Ukraine may decide to restrict wheat exports next month after demand accelerated faster than available supplies, said Volodymyr Klymenko, head of the country’s Grain Association.
Wheat shipments this season may reach 5.3 million metric tons by Nov. 15-20, a point that threatens to exhaust the country’s exportable surplus, First Deputy Agriculture Minister Ivan Bisyuk said today. Shipments have already reached 3.6 million tons since the marketing year began July 1, he said. The U.S. Department of Agriculture has estimated that Ukraine’s total exports in the 2012-13 season would only reach 4 million tons after drought curbed production.
Agriculture Ministry and industry representatives met today in Kiev, the capital, to discuss supplies, and the group may hold a follow-up meeting Nov. 15, Klymenko said today in a phone interview.
“Should the pace of wheat exports be the same as we have now, the government may make the decision to limit them,” Klymenko said.
Drought may cut combined wheat production in Ukraine, Russia and Kazakhstan by 37 percent this year to 64 million tons, the lowest in nine years, the USDA estimates. In 2010, Ukraine set quotas on grain exports and Russia banned shipments after drought slashed yields, helping send milling-wheat prices on NYSE Liffe in Paris up 92 percent.

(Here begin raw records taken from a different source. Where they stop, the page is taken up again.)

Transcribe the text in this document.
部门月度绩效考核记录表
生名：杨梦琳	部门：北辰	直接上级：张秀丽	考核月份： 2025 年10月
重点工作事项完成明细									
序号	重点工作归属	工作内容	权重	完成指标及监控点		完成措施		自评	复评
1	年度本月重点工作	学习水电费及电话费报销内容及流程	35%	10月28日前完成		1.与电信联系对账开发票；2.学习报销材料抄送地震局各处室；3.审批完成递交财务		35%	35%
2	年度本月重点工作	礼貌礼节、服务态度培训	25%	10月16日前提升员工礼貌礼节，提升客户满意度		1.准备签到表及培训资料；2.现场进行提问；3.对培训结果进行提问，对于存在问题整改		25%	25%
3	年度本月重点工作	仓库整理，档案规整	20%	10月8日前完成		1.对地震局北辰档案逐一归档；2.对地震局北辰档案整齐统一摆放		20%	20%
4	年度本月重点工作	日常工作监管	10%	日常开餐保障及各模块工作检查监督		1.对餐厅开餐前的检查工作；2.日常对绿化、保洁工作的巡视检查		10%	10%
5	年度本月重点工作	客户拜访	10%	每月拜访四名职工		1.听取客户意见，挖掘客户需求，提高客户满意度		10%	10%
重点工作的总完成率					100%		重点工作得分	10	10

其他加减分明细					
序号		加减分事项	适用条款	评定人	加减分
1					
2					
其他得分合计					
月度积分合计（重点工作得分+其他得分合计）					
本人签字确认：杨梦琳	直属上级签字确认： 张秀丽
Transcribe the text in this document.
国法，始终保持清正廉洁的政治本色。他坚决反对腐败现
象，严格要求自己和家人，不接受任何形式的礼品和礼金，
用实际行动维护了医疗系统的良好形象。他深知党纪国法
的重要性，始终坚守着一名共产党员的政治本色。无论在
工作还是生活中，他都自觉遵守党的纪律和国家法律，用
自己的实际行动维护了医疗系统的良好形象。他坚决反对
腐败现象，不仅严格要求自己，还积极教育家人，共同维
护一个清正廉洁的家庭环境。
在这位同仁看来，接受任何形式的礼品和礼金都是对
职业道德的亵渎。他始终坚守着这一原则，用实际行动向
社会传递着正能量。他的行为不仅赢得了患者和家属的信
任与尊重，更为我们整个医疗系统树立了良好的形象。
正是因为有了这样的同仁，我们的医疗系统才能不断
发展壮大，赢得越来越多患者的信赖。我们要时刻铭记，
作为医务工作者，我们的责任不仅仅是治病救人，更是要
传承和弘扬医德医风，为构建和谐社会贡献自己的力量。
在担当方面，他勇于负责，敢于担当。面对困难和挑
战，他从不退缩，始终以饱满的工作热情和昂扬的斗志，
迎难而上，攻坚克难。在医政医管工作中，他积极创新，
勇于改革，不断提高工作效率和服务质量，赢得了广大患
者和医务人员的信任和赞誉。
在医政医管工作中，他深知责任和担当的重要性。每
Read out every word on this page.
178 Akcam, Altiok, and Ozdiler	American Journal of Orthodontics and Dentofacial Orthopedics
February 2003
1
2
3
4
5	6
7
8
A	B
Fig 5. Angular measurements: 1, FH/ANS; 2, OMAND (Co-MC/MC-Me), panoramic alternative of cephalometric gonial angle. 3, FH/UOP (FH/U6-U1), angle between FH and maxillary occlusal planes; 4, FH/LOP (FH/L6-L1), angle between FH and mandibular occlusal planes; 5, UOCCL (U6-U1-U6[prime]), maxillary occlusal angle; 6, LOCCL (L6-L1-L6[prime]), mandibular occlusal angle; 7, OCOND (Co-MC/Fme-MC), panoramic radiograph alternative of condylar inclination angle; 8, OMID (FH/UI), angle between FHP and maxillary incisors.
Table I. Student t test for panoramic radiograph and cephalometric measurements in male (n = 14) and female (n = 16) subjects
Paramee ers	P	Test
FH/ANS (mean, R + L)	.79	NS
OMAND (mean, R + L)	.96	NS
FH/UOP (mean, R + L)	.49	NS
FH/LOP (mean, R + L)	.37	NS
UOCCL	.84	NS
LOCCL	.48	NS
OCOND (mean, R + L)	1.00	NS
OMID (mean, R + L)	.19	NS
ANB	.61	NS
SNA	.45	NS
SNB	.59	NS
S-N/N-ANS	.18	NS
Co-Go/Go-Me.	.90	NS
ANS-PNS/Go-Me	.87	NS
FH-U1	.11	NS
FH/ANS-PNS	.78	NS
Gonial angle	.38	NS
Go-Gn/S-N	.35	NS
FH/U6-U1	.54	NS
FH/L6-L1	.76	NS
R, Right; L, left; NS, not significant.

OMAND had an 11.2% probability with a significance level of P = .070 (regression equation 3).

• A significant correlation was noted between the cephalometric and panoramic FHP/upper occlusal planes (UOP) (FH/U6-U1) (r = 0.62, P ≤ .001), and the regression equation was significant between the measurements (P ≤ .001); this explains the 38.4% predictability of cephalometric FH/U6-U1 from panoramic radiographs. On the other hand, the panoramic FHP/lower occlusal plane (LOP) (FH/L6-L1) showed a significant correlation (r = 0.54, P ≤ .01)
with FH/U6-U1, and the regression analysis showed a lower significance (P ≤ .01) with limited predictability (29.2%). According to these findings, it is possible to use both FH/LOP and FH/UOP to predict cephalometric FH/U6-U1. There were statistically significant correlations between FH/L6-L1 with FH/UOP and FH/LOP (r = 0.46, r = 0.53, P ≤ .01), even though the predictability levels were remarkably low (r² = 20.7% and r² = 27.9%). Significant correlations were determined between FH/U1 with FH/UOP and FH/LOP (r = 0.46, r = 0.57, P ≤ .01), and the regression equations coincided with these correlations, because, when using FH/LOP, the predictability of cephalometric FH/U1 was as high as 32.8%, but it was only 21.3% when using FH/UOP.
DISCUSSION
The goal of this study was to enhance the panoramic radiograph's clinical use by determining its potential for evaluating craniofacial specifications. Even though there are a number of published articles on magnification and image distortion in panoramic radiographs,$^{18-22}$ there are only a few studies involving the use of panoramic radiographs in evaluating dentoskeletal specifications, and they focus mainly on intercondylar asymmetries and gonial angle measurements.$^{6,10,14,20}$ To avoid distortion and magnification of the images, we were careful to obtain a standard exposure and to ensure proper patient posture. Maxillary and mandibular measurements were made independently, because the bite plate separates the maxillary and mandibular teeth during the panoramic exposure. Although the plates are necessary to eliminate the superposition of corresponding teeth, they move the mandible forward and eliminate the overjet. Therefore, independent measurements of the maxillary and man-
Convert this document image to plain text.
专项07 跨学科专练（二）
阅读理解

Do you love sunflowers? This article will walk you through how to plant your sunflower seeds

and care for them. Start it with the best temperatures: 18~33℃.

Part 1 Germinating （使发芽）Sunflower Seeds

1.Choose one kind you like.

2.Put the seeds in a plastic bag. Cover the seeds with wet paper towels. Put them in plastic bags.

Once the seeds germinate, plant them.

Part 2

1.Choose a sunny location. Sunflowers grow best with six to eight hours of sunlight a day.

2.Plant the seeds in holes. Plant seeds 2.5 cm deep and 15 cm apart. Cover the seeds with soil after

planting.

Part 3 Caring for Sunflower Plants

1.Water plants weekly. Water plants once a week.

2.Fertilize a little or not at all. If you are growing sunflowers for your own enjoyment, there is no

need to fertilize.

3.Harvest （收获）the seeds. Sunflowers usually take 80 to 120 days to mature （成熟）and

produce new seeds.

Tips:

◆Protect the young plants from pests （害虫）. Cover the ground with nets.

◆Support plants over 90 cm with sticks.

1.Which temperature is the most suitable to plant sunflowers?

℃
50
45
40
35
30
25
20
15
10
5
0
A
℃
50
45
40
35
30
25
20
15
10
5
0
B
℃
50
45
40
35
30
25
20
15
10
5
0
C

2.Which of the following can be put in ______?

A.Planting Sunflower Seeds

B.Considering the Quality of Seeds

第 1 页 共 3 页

Wheat prices on the Chicago Board of Trade, the global benchmark, have jumped 34 percent this year, the best performance among 24 commodities on the Standard & Poor’s GSCI Index. The December contract gained 1.2 percent to $8.7875 a bushel at 9:24 a.m. local time. In Paris, milling wheat for January delivery rose 1.2 percent to 261.50 euros ($340.71) a ton, after earlier touching 262.25 euros, the highest in a week.
Traders should be “cautious” when signing wheat export contracts, Bisyuk said in an e-mailed statement after today’s meeting, stopping short of saying the government plans to implement official restrictions. Ukraine had exported 7.1 million tons of grain this season, as of Oct. 16, he said.
“Ukraine just doesn’t have enough grain to continue the pace for the rest of the season,” Matt Ammermann, a risk management consultant with INTL FCStone Inc. in London, said by phone today. “It seems like the market has been talking about this for a while. The government has been addressing the situation over the past few months, so I don’t think it catches the market too much by surprise.”
Global inventories of wheat, soybeans and corn may drop to 347.8 million tons by the end of the 2012-13 season, according to the USDA, a five-year low, as dry weather cut crop yields from the U.S. to Europe to Australia.